To resolve the shortage of Omega-3
The idea behind algae pilot is to utilize the photosynthesis, the combination of nutrients, water, CO2 and sunlight to produce omega-3-rich microalgae, which can become a new source of omega-3 in fish feed.

The source of omega-3 in the fish farming industry has for many years been fish oil, but the global shortage of this oil requires alternative sources to be developed. Establishing pilot algae production is a result of an ongoing collaboration between the research and aquaculture sommunities.

- Production in the laboratory facility at UiB has been promising, says Anders Goksøyr, professor at the University of Bergen.

- With algae pilot plant at Mongstad we can test algae production on a larger scale, and enhance expertise in the utilization of this valuable resource. This could be a step towards a full scale production of microalgae, he said.

Harvesting more knowledge
The laboratory facility at UiB has a volume of around 250 liters. Initially, the new plant at Mongstad starts with total volume about 4000 liters. The pilot plant will consist of two buildings totaling about 350 square meters, a greenhouse with equipment for the production of biomass and an operations building with laboratories and other necessary processing equipment.

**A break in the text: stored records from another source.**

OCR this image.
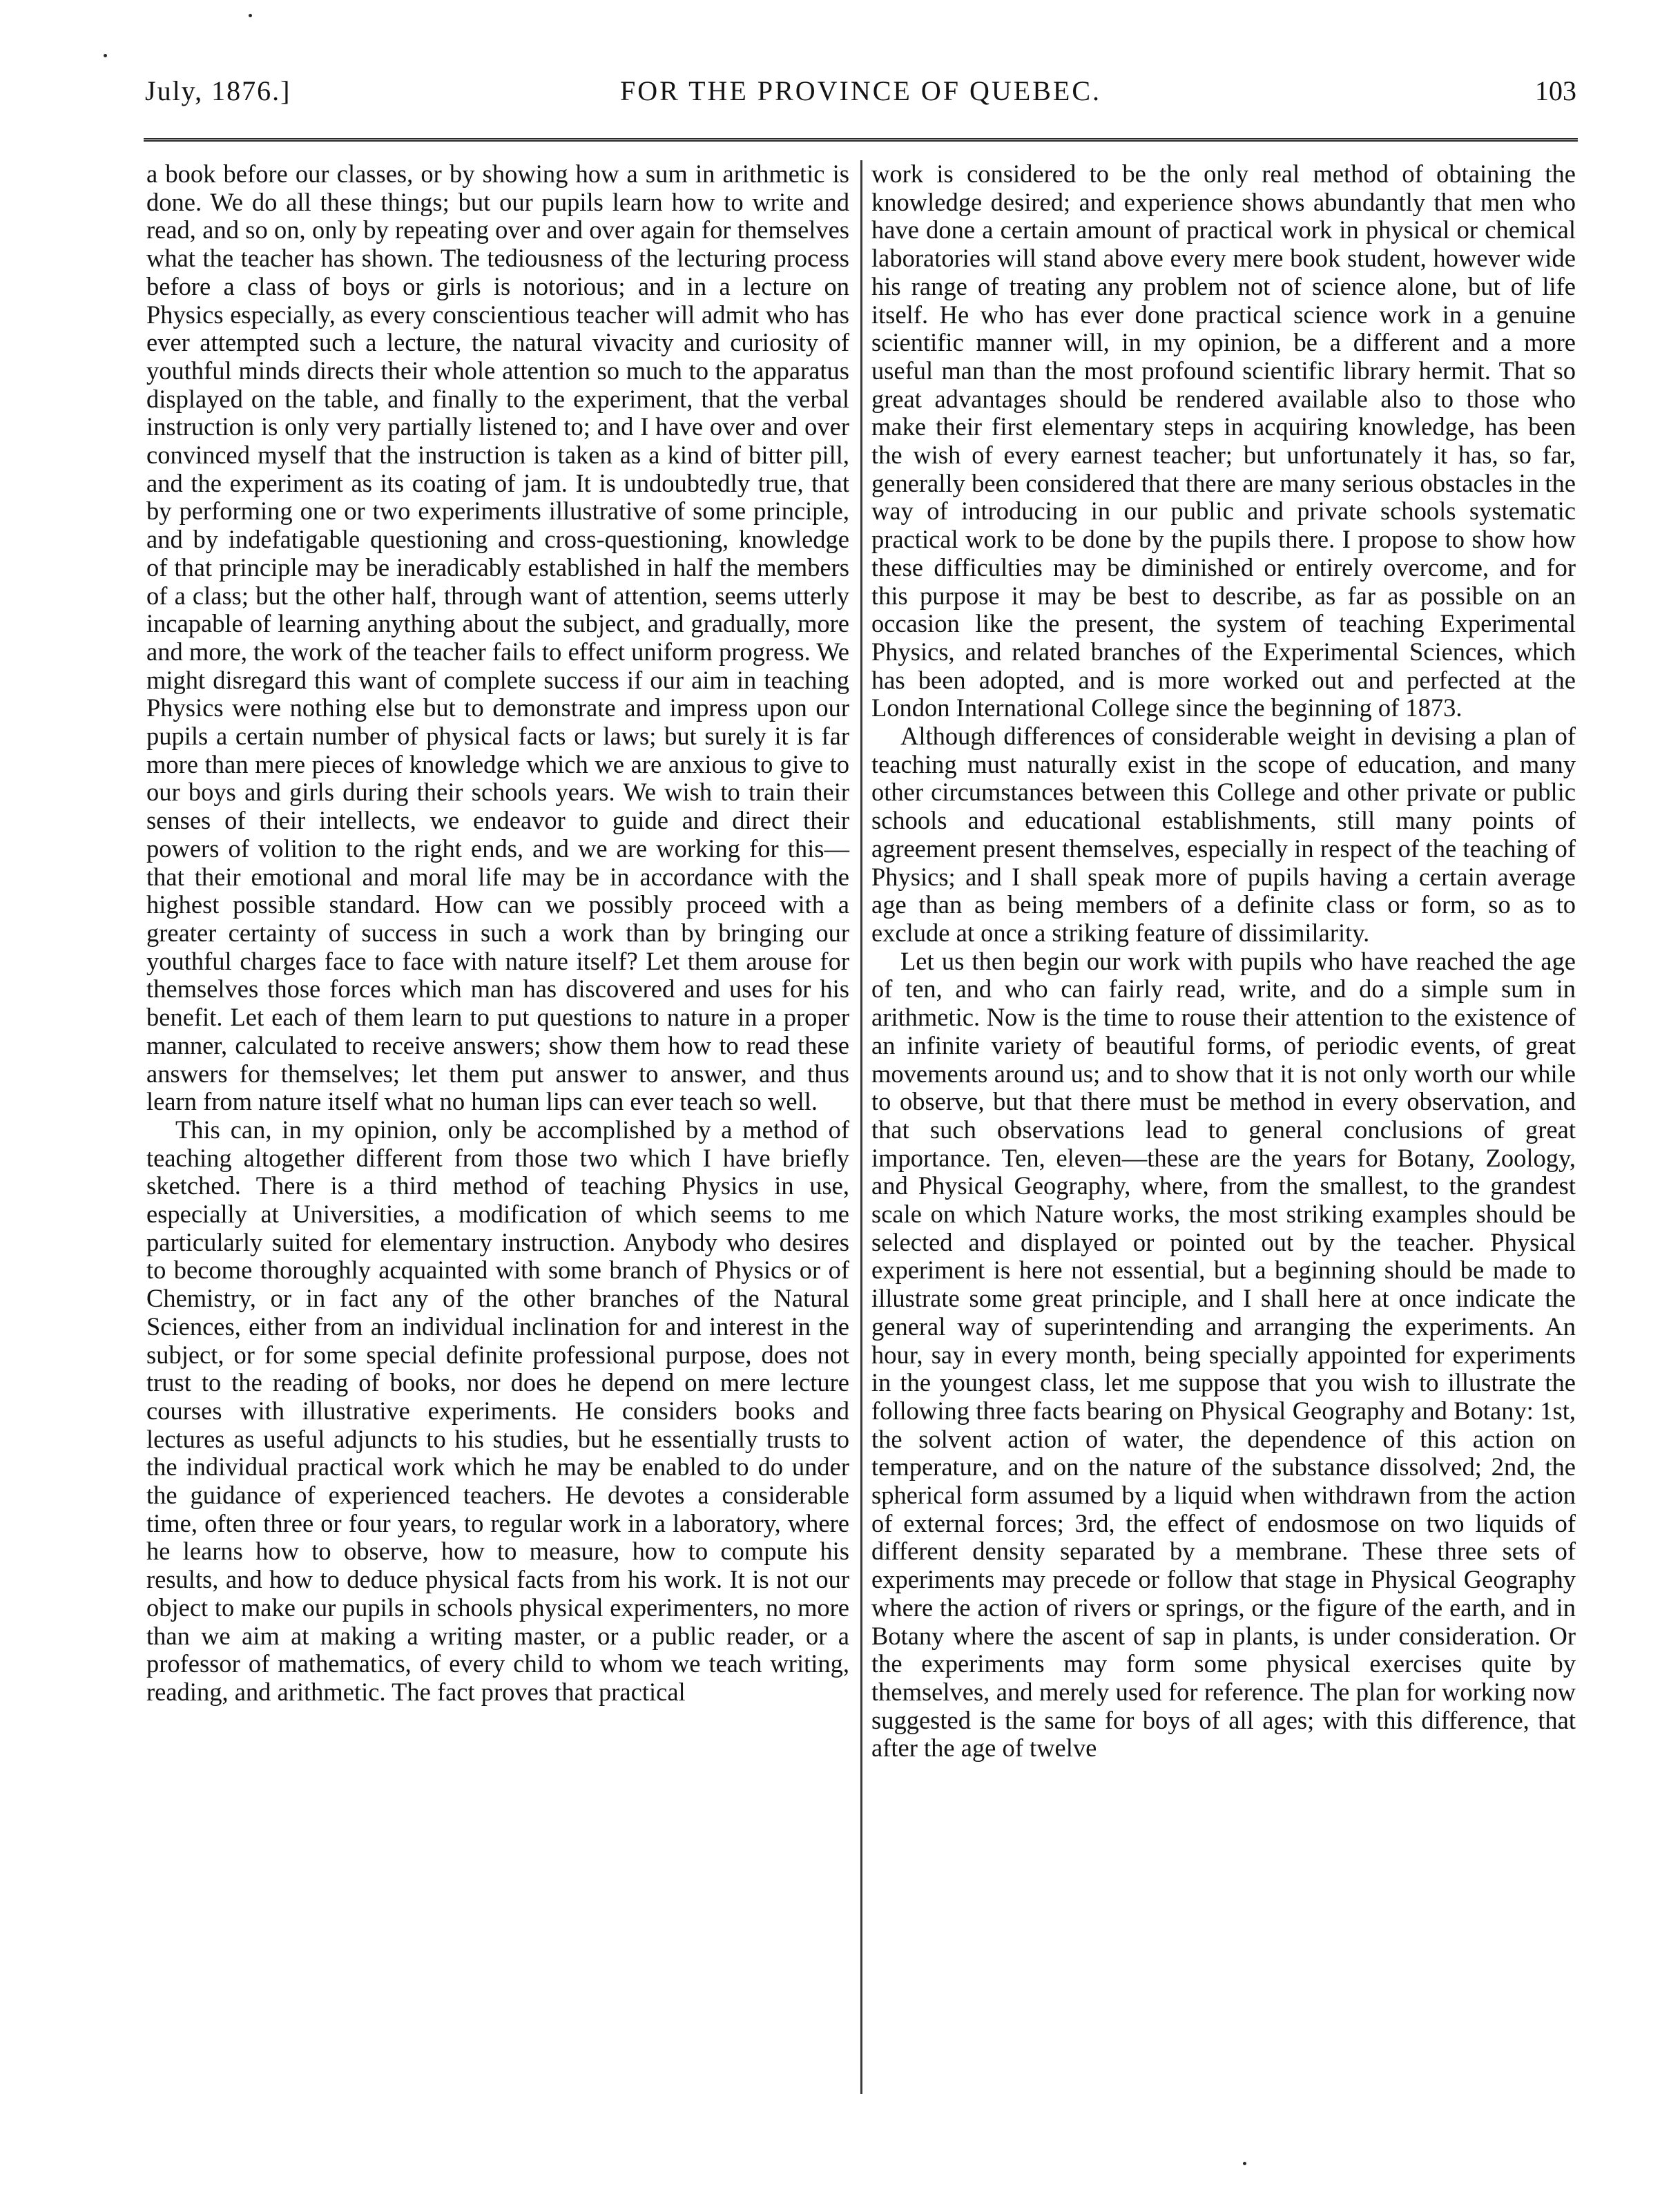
July, 1876.]	FOR THE PROVINCE OF QUEBEC.	103

a book before our classes, or by showing how a sum in arithmetic is done. We do all these things; but our pupils learn how to write and read, and so on, only by repeating over and over again for themselves what the teacher has shown. The tediousness of the lecturing process before a class of boys or girls is notorious; and in a lecture on Physics especially, as every conscientious teacher will admit who has ever attempted such a lecture, the natural vivacity and curiosity of youthful minds directs their whole attention so much to the apparatus displayed on the table, and finally to the experiment, that the verbal instruction is only very partially listened to; and I have over and over convinced myself that the instruction is taken as a kind of bitter pill, and the experiment as its coating of jam. It is undoubtedly true, that by performing one or two experiments illustrative of some principle, and by indefatigable questioning and cross-questioning, knowledge of that principle may be ineradicably established in half the members of a class; but the other half, through want of attention, seems utterly incapable of learning anything about the subject, and gradually, more and more, the work of the teacher fails to effect uniform progress. We might disregard this want of complete success if our aim in teaching Physics were nothing else but to demonstrate and impress upon our pupils a certain number of physical facts or laws; but surely it is far more than mere pieces of knowledge which we are anxious to give to our boys and girls during their schools years. We wish to train their senses of their intellects, we endeavor to guide and direct their powers of volition to the right ends, and we are working for this—that their emotional and moral life may be in accordance with the highest possible standard. How can we possibly proceed with a greater certainty of success in such a work than by bringing our youthful charges face to face with nature itself? Let them arouse for themselves those forces which man has discovered and uses for his benefit. Let each of them learn to put questions to nature in a proper manner, calculated to receive answers; show them how to read these answers for themselves; let them put answer to answer, and thus learn from nature itself what no human lips can ever teach so well.

This can, in my opinion, only be accomplished by a method of teaching altogether different from those two which I have briefly sketched. There is a third method of teaching Physics in use, especially at Universities, a modification of which seems to me particularly suited for elementary instruction. Anybody who desires to become thoroughly acquainted with some branch of Physics or of Chemistry, or in fact any of the other branches of the Natural Sciences, either from an individual inclination for and interest in the subject, or for some special definite professional purpose, does not trust to the reading of books, nor does he depend on mere lecture courses with illustrative experiments. He considers books and lectures as useful adjuncts to his studies, but he essentially trusts to the individual practical work which he may be enabled to do under the guidance of experienced teachers. He devotes a considerable time, often three or four years, to regular work in a laboratory, where he learns how to observe, how to measure, how to compute his results, and how to deduce physical facts from his work. It is not our object to make our pupils in schools physical experimenters, no more than we aim at making a writing master, or a public reader, or a professor of mathematics, of every child to whom we teach writing, reading, and arithmetic. The fact proves that practical

work is considered to be the only real method of obtaining the knowledge desired; and experience shows abundantly that men who have done a certain amount of practical work in physical or chemical laboratories will stand above every mere book student, however wide his range of treating any problem not of science alone, but of life itself. He who has ever done practical science work in a genuine scientific manner will, in my opinion, be a different and a more useful man than the most profound scientific library hermit. That so great advantages should be rendered available also to those who make their first elementary steps in acquiring knowledge, has been the wish of every earnest teacher; but unfortunately it has, so far, generally been considered that there are many serious obstacles in the way of introducing in our public and private schools systematic practical work to be done by the pupils there. I propose to show how these difficulties may be diminished or entirely overcome, and for this purpose it may be best to describe, as far as possible on an occasion like the present, the system of teaching Experimental Physics, and related branches of the Experimental Sciences, which has been adopted, and is more worked out and perfected at the London International College since the beginning of 1873.

Although differences of considerable weight in devising a plan of teaching must naturally exist in the scope of education, and many other circumstances between this College and other private or public schools and educational establishments, still many points of agreement present themselves, especially in respect of the teaching of Physics; and I shall speak more of pupils having a certain average age than as being members of a definite class or form, so as to exclude at once a striking feature of dissimilarity.

Let us then begin our work with pupils who have reached the age of ten, and who can fairly read, write, and do a simple sum in arithmetic. Now is the time to rouse their attention to the existence of an infinite variety of beautiful forms, of periodic events, of great movements around us; and to show that it is not only worth our while to observe, but that there must be method in every observation, and that such observations lead to general conclusions of great importance. Ten, eleven—these are the years for Botany, Zoology, and Physical Geography, where, from the smallest, to the grandest scale on which Nature works, the most striking examples should be selected and displayed or pointed out by the teacher. Physical experiment is here not essential, but a beginning should be made to illustrate some great principle, and I shall here at once indicate the general way of superintending and arranging the experiments. An hour, say in every month, being specially appointed for experiments in the youngest class, let me suppose that you wish to illustrate the following three facts bearing on Physical Geography and Botany: 1st, the solvent action of water, the dependence of this action on temperature, and on the nature of the substance dissolved; 2nd, the spherical form assumed by a liquid when withdrawn from the action of external forces; 3rd, the effect of endosmose on two liquids of different density separated by a membrane. These three sets of experiments may precede or follow that stage in Physical Geography where the action of rivers or springs, or the figure of the earth, and in Botany where the ascent of sap in plants, is under consideration. Or the experiments may form some physical exercises quite by themselves, and merely used for reference. The plan for working now suggested is the same for boys of all ages; with this difference, that after the age of twelve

- The pilot plant forms the basis for developing more knowledge of the entire value chain, from the selection of the right kind of microalgae until production of omega-3 fatty acids, says Hans Kleivdal, Research Director at Uni Research.. He has the academic responsibility for the project.

Operation of the plant will take place in cooperation with the company CO2Bio, which is owned by Marine Harvest, Leroy Seafood, EWOS, Salmon Group, Grieg Seafood, and Uni Research Bergen Teknologioverføring (BTO) and Nordhordland handverk- and Industrilag (NHIL).

- For us as feed supplier, it is important to increase access to marine raw materials in a sustainable manner. We are engaged in CO2Bio AS because we believe that algae could be part of the solution to commodity challenges in the future, says CEO Einar Wathne EWOS Group.

The total budget is around 18 million. University of Bergen contributes NOK 6 million, while NOK 6 million is allocated from the state budget. In addition, the aquaculture industry with NOK 3 million, Hordaland County with NOK 2 million and regional municipalities with NOK 1 million.